Top Picks 2017: NMI Holdings
01/13/2017 6:00 am EST
My Top Pick for more speculative investors for the coming year is a provider of private mortgage insurance, notes Timothy Lutts, editor of Cabot Stock of the Week.
NMI Holdings (NMIH) was started in 2013 to take advantage of the opportunity presented by the collapse of the industry in the wake of the Great Recession
I think the company will do well over the coming year as the housing industry gains strength.
Fundamentally, the company boasts fast-growing revenues (up 142% in the latest quarter) and growing profit margins (17.4%).
NMI Holdings is still small in size ($35.5 million in revenue in the latest quarter) and that enables rapid growth.
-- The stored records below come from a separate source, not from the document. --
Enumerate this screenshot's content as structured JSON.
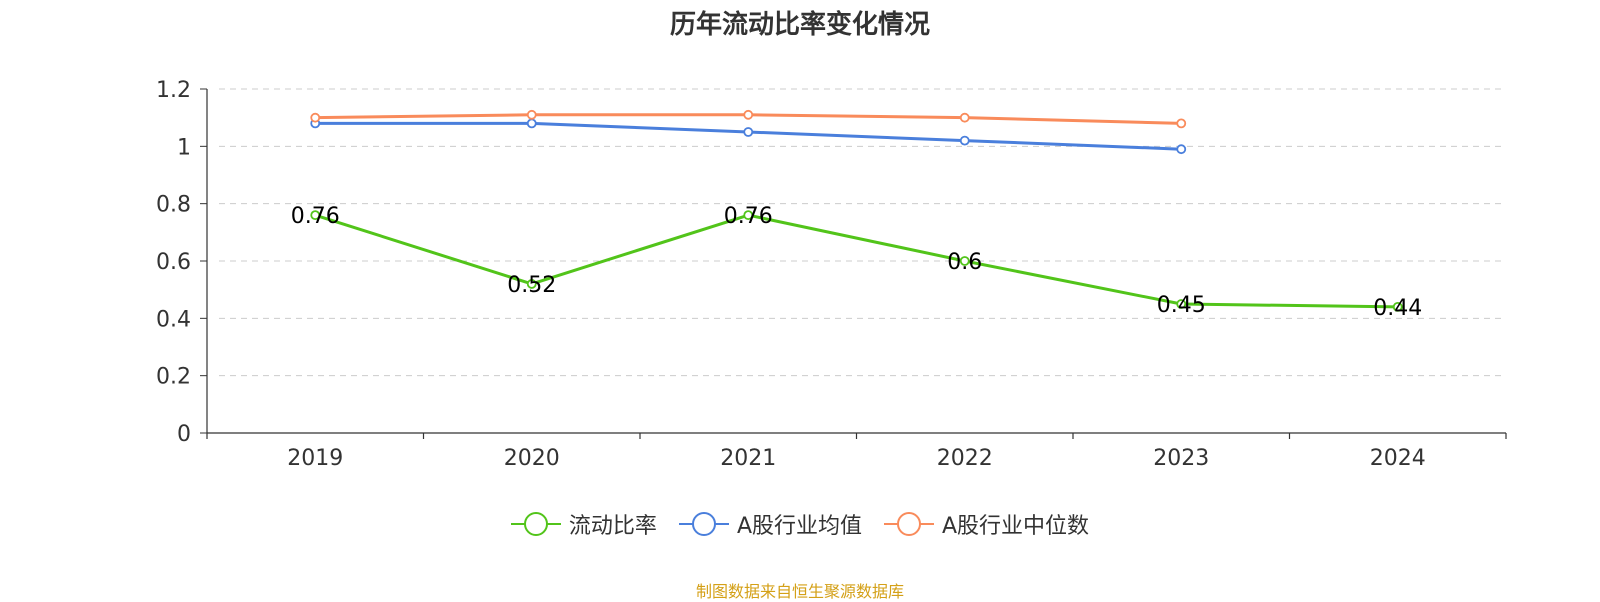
{
  "chart_data": {
    "type": "line",
    "title": "历年流动比率变化情况",
    "categories": [
      "2019",
      "2020",
      "2021",
      "2022",
      "2023",
      "2024"
    ],
    "ylim": [
      0,
      1.2
    ],
    "yticks": [
      "0",
      "0.2",
      "0.4",
      "0.6",
      "0.8",
      "1",
      "1.2"
    ],
    "grid": true,
    "legend_position": "bottom",
    "series": [
      {
        "name": "流动比率",
        "color": "#52c41a",
        "values": [
          0.76,
          0.52,
          0.76,
          0.6,
          0.45,
          0.44
        ],
        "show_labels": true,
        "labels": [
          "0.76",
          "0.52",
          "0.76",
          "0.6",
          "0.45",
          "0.44"
        ]
      },
      {
        "name": "A股行业均值",
        "color": "#4a7fdc",
        "values": [
          1.08,
          1.08,
          1.05,
          1.02,
          0.99,
          null
        ],
        "show_labels": false
      },
      {
        "name": "A股行业中位数",
        "color": "#f98b5b",
        "values": [
          1.1,
          1.11,
          1.11,
          1.1,
          1.08,
          null
        ],
        "show_labels": false
      }
    ]
  },
  "source": "制图数据来自恒生聚源数据库"
}
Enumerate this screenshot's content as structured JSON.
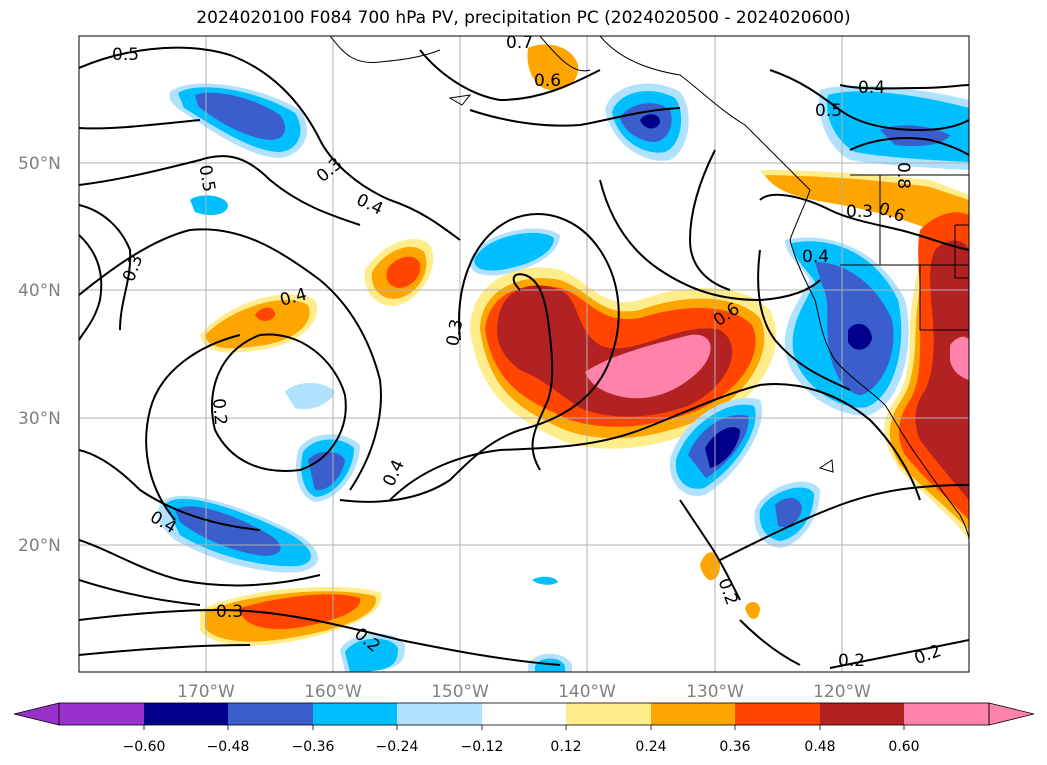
{
  "title": "2024020100 F084 700 hPa PV, precipitation PC (2024020500 - 2024020600)",
  "lat_labels": [
    "50°N",
    "40°N",
    "30°N",
    "20°N"
  ],
  "lon_labels": [
    "170°W",
    "160°W",
    "150°W",
    "140°W",
    "130°W",
    "120°W"
  ],
  "colorbar": {
    "tick_labels": [
      "−0.60",
      "−0.48",
      "−0.36",
      "−0.24",
      "−0.12",
      "0.12",
      "0.24",
      "0.36",
      "0.48",
      "0.60"
    ],
    "colors": [
      "#9932cc",
      "#00008b",
      "#3a5fcd",
      "#00bfff",
      "#b0e2ff",
      "#ffffff",
      "#ffec8b",
      "#ffa500",
      "#ff4500",
      "#b22222",
      "#ff82ab"
    ]
  },
  "contour_labels": [
    {
      "text": "0.5"
    },
    {
      "text": "0.7"
    },
    {
      "text": "0.6"
    },
    {
      "text": "0.4"
    },
    {
      "text": "0.5"
    },
    {
      "text": "0.3"
    },
    {
      "text": "0.5"
    },
    {
      "text": "0.4"
    },
    {
      "text": "0.3"
    },
    {
      "text": "0.4"
    },
    {
      "text": "0.3"
    },
    {
      "text": "0.6"
    },
    {
      "text": "0.8"
    },
    {
      "text": "0.3"
    },
    {
      "text": "0.6"
    },
    {
      "text": "0.4"
    },
    {
      "text": "0.2"
    },
    {
      "text": "0.4"
    },
    {
      "text": "0.4"
    },
    {
      "text": "0.3"
    },
    {
      "text": "0.2"
    },
    {
      "text": "0.2"
    },
    {
      "text": "0.2"
    },
    {
      "text": "0.2"
    }
  ],
  "chart_data": {
    "type": "heatmap",
    "description_fields": "precipitation PC filled contours with 700 hPa PV line contours",
    "levels": [
      -0.6,
      -0.48,
      -0.36,
      -0.24,
      -0.12,
      0.12,
      0.24,
      0.36,
      0.48,
      0.6
    ],
    "lon_range": [
      -180,
      -110
    ],
    "lat_range": [
      10,
      60
    ],
    "pv_contour_levels_labeled": [
      0.2,
      0.3,
      0.4,
      0.5,
      0.6,
      0.7,
      0.8
    ]
  }
}
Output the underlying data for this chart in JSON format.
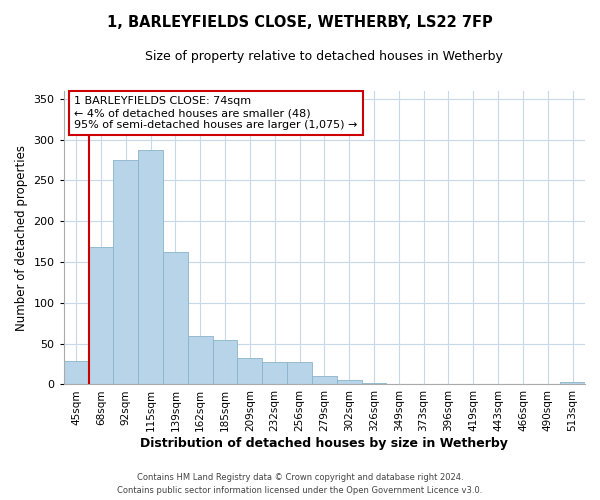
{
  "title": "1, BARLEYFIELDS CLOSE, WETHERBY, LS22 7FP",
  "subtitle": "Size of property relative to detached houses in Wetherby",
  "xlabel": "Distribution of detached houses by size in Wetherby",
  "ylabel": "Number of detached properties",
  "bar_labels": [
    "45sqm",
    "68sqm",
    "92sqm",
    "115sqm",
    "139sqm",
    "162sqm",
    "185sqm",
    "209sqm",
    "232sqm",
    "256sqm",
    "279sqm",
    "302sqm",
    "326sqm",
    "349sqm",
    "373sqm",
    "396sqm",
    "419sqm",
    "443sqm",
    "466sqm",
    "490sqm",
    "513sqm"
  ],
  "bar_values": [
    29,
    168,
    275,
    287,
    162,
    59,
    54,
    33,
    27,
    27,
    10,
    5,
    2,
    0,
    1,
    0,
    0,
    0,
    0,
    0,
    3
  ],
  "bar_color": "#b8d4e8",
  "bar_edge_color": "#8ab4cc",
  "marker_bar_index": 1,
  "marker_color": "#cc0000",
  "annotation_title": "1 BARLEYFIELDS CLOSE: 74sqm",
  "annotation_line1": "← 4% of detached houses are smaller (48)",
  "annotation_line2": "95% of semi-detached houses are larger (1,075) →",
  "annotation_box_color": "#ffffff",
  "annotation_box_edgecolor": "#cc0000",
  "ylim": [
    0,
    360
  ],
  "yticks": [
    0,
    50,
    100,
    150,
    200,
    250,
    300,
    350
  ],
  "grid_color": "#c8d8e8",
  "footer_line1": "Contains HM Land Registry data © Crown copyright and database right 2024.",
  "footer_line2": "Contains public sector information licensed under the Open Government Licence v3.0.",
  "figsize": [
    6.0,
    5.0
  ],
  "dpi": 100
}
In fact, analysts are expecting earnings to jump 315% in 2017.
The risk profile of NMI’s clients is extremely low (80% of its borrowers have FICO scores above 720) and none are interest-only loans and none are zero-down payment.
As a result, NMI’s loss ratio (ratio of claims that have been paid divided by premiums earned) has hovered just below and above 2% during the past few quarters.
And, as interest rates climb in 2017, the company’s portfolio ($686 million portfolio in fixed income at the end of September, with a weighted-average A credit rating) should benefit.
Technically, the stock has been strong since July, climbing from $5 to $10 in December, and just breaking out into the double-digit levels that institutions prefer later in the month.
As with any low-priced stock, volatility should be expected, but intelligent buying on dips should pay off very well.